When Alabama native Charles Chandler experienced involuntary termination at his church in Virginia he wrestled with the fact he was 58 years old and “less marketable” as a prospect for another pulpit. He found few resources to help him deal with these issues and began to dream of an organization that would offer help to ministers in crisis. That’s the motivation that helped him create Ministering to Ministers Foundation (MTM), and through that, the Healthy Transitions Wellness Retreat.
The 131st retreat was held at Samford University in Birmingham in early July.
Chandler said his dream was latent for many years. As president of the Illinois Baptist Convention he received many calls from pastors in difficulty who needed advice, and later in Richmond, Virginia, he partnered with a director of missions to visit congregations in turmoil and offer mediation.
“I developed empathy for hurting pastors many years ago,” Chandler said, “so I suppose God planted the seed for a new ministry long before I needed it myself.”
Chandler said a number of things have changed in his 22 years at the helm of MTM.
“Early on I’d search for pastors who needed help and phone them with invitations to our retreats,” he said. “Now the Internet has revolutionized this process and we also get many referrals from others who’ve benefited from this ministry.”
The basic format of the five-day retreat has remained the same, with some minor changes, Chandler explained. The core group is limited to 12–15 participants who share their crisis stories and engage in intensive individual and group therapy. Participants hear from numerous experts including an attorney, a job counselor, a physical fitness instructor and spiritual leaders. Clinical psychologist Dr. Beverley Buston served as resident therapist at this year’s event.
Control issues, people skills
Chandler said the two most oft-cited reasons for pastor-church conflict have remained the same for many years: control issues and people skills. And he believes in many ways these issues are currently more pronounced than ever before.
“We find a corporate mentality in many churches,” he said. “The pastor is expected to function like a CEO. He runs the organizational machinery and grows the organization. If either doesn’t materialize, the pastor can be expendable. But most pastors aren’t trained to be CEOs and they find themselves very frustrated.

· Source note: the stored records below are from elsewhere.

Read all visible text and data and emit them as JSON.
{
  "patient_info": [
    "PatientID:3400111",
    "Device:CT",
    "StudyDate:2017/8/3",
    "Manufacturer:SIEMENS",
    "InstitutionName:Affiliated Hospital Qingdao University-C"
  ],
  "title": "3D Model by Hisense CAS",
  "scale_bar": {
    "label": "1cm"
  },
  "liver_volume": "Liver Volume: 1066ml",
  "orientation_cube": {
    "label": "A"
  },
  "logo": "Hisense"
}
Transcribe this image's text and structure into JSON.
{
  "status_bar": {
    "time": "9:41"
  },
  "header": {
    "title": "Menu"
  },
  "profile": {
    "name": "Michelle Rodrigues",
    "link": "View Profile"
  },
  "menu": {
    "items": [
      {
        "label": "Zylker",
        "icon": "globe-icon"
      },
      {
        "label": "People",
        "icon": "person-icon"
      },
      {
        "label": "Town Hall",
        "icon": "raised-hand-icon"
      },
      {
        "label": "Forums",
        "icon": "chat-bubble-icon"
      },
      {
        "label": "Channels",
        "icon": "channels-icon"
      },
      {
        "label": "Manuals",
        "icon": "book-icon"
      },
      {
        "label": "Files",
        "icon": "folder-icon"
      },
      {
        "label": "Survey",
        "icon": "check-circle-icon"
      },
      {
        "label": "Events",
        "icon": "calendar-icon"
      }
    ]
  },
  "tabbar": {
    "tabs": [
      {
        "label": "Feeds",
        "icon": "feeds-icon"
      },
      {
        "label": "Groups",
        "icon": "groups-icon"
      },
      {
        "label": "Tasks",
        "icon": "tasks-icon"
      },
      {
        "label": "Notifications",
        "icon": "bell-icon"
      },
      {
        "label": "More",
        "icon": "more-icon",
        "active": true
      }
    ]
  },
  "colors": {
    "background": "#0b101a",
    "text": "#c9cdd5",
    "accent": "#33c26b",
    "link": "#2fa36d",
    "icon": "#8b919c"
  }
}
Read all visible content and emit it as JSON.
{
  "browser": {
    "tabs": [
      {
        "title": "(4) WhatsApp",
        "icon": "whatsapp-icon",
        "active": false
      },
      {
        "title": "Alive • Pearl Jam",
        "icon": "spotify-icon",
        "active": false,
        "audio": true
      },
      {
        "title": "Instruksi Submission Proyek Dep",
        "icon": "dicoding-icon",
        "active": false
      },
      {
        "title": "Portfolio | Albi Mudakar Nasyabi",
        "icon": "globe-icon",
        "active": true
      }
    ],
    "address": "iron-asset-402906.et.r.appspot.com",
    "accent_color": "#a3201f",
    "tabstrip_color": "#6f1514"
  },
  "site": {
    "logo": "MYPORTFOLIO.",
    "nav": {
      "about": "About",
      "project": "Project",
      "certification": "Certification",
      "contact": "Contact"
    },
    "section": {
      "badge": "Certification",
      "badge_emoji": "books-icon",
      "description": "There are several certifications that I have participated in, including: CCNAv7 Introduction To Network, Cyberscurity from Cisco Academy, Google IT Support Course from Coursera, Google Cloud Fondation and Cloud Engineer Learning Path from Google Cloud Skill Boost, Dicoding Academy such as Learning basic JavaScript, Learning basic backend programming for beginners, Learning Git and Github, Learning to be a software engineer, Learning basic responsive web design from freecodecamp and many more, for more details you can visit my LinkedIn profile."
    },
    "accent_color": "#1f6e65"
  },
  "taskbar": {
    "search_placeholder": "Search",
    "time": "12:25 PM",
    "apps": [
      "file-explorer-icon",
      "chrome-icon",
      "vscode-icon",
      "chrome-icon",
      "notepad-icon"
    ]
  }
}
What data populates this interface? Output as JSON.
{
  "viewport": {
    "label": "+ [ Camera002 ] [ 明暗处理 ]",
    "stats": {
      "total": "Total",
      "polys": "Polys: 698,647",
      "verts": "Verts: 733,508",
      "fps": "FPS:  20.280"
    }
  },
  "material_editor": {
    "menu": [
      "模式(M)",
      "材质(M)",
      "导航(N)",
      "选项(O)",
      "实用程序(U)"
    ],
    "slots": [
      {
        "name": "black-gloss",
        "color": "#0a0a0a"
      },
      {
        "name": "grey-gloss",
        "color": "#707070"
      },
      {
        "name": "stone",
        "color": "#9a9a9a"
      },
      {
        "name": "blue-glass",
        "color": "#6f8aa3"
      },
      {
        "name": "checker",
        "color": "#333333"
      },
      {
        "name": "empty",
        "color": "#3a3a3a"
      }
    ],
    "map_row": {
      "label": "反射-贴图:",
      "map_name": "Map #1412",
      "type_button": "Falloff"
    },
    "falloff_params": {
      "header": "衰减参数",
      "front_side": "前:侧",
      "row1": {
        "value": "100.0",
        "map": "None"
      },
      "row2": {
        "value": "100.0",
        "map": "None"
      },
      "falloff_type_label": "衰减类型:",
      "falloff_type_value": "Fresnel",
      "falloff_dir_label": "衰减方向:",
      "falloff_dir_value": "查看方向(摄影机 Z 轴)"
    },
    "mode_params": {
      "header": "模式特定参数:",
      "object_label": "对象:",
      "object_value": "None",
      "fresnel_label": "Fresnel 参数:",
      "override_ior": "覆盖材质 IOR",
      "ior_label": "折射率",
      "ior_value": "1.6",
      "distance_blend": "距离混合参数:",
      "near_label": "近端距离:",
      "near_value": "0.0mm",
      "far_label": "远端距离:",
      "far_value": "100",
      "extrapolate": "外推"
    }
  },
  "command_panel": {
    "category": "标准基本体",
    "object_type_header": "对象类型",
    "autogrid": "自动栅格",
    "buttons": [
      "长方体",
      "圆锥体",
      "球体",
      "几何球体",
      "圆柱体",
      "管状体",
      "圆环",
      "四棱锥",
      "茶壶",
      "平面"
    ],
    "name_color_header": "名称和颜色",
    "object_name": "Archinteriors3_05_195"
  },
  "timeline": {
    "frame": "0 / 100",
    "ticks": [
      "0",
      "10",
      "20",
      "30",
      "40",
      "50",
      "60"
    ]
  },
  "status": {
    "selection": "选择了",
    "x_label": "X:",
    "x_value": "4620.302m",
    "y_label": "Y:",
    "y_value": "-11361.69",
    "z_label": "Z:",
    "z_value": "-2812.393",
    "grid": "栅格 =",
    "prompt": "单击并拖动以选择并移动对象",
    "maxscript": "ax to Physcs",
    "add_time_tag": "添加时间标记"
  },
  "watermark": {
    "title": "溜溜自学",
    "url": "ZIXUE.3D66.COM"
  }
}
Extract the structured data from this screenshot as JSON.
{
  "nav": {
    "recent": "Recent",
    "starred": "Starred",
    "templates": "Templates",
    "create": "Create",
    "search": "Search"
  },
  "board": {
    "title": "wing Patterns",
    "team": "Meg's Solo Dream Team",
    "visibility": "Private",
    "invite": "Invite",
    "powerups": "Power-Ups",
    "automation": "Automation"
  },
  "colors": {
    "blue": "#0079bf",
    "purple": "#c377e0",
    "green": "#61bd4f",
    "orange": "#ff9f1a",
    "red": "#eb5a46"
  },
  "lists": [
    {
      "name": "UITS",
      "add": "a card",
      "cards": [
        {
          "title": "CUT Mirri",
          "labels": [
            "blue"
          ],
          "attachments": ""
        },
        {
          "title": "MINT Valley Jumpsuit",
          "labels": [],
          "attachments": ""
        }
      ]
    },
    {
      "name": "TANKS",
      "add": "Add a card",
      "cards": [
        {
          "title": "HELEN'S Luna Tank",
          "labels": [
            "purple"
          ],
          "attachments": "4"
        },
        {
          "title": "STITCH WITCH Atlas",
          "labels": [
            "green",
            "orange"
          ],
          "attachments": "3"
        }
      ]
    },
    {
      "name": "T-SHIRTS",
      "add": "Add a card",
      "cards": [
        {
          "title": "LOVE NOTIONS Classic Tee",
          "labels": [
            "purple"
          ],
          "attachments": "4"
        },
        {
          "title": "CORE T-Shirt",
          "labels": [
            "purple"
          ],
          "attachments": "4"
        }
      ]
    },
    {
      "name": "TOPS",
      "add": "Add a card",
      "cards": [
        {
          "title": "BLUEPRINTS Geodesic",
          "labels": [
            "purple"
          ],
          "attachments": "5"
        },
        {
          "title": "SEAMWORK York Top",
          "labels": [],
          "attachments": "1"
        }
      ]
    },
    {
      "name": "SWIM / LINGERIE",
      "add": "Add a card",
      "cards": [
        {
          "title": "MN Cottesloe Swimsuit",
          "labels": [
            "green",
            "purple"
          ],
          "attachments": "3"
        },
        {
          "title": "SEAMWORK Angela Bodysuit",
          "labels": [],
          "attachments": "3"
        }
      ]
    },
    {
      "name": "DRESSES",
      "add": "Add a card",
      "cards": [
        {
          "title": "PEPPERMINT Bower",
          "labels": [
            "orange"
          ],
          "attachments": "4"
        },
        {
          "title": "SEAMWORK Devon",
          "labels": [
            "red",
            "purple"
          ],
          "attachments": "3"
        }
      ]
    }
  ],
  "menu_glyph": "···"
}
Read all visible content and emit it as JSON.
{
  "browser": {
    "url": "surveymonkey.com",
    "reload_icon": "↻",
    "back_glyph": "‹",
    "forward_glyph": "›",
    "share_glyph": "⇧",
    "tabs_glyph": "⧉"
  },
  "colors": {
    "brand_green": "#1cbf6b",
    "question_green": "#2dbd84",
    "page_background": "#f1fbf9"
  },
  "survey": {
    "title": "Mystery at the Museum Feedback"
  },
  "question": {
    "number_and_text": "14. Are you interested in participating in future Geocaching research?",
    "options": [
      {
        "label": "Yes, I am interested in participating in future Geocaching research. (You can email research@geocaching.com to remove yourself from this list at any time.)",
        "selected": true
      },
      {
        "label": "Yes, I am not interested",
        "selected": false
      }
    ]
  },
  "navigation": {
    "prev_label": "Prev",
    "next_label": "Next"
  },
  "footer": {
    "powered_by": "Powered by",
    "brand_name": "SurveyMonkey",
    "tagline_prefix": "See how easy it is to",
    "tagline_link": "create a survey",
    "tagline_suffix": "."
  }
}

“If a pastor provides leadership, he is a change agent and change brings conflict. But there’s conflict also if the pastor doesn’t provide leadership. I’ve always believed the pastor is to cast a vision, but he must ask the people to help him shape and carry (it) out.”
Lack of direction
A participant at the recent retreat, Bill, said he moved his family from Florida to Virginia to begin a new ministry in 2015. His position, however, was terminated 11 months later. Several influential members of his congregation complained to the general superintendent who, in Bill’s denomination, has the authority to fire pastors.
“The search group told me ‘all we need is a leader,’ and I believed them,” he said. “But my leadership created some issues. I really don’t think my key leaders wanted to try anything new in order to grow the church.”
He said the retreat offered him encouragement.
“It’s the ‘camaraderie of the terminated,’” he said with a smile. “We find we’re not alone. I needed someone to talk to. And the leaders helped me learn that I could’ve handled things much better than I did.”
Chandler said retreat participants, like Bill, make new friends and many stay in contact as a support group.
“This is one reason we’ve found a five-day event away from home is good for ministers and spouses,” Chandler said.
He said MTM surveys find that about two-thirds of retreat participants go back into full-time vocational ministry. Others move to a nonministry vocation where many have opportunity to do part-time ministry. Chandler is in the latter group having served as bi-vocational pastor during his tenure at MTM.
Chandler grew up in a pastor’s home and has deep roots in Alabama. In addition to his father serving churches in Centre, Gadsden, Jacksonville and Bessemer, his great-great grandfather, Philip Sieber, founded Calhoun Baptist Association in 1834 and served as its first director of missions. And Chandler’s brother, Harold, served as director of missions for Calhoun and Madison Baptist associations before his retirement.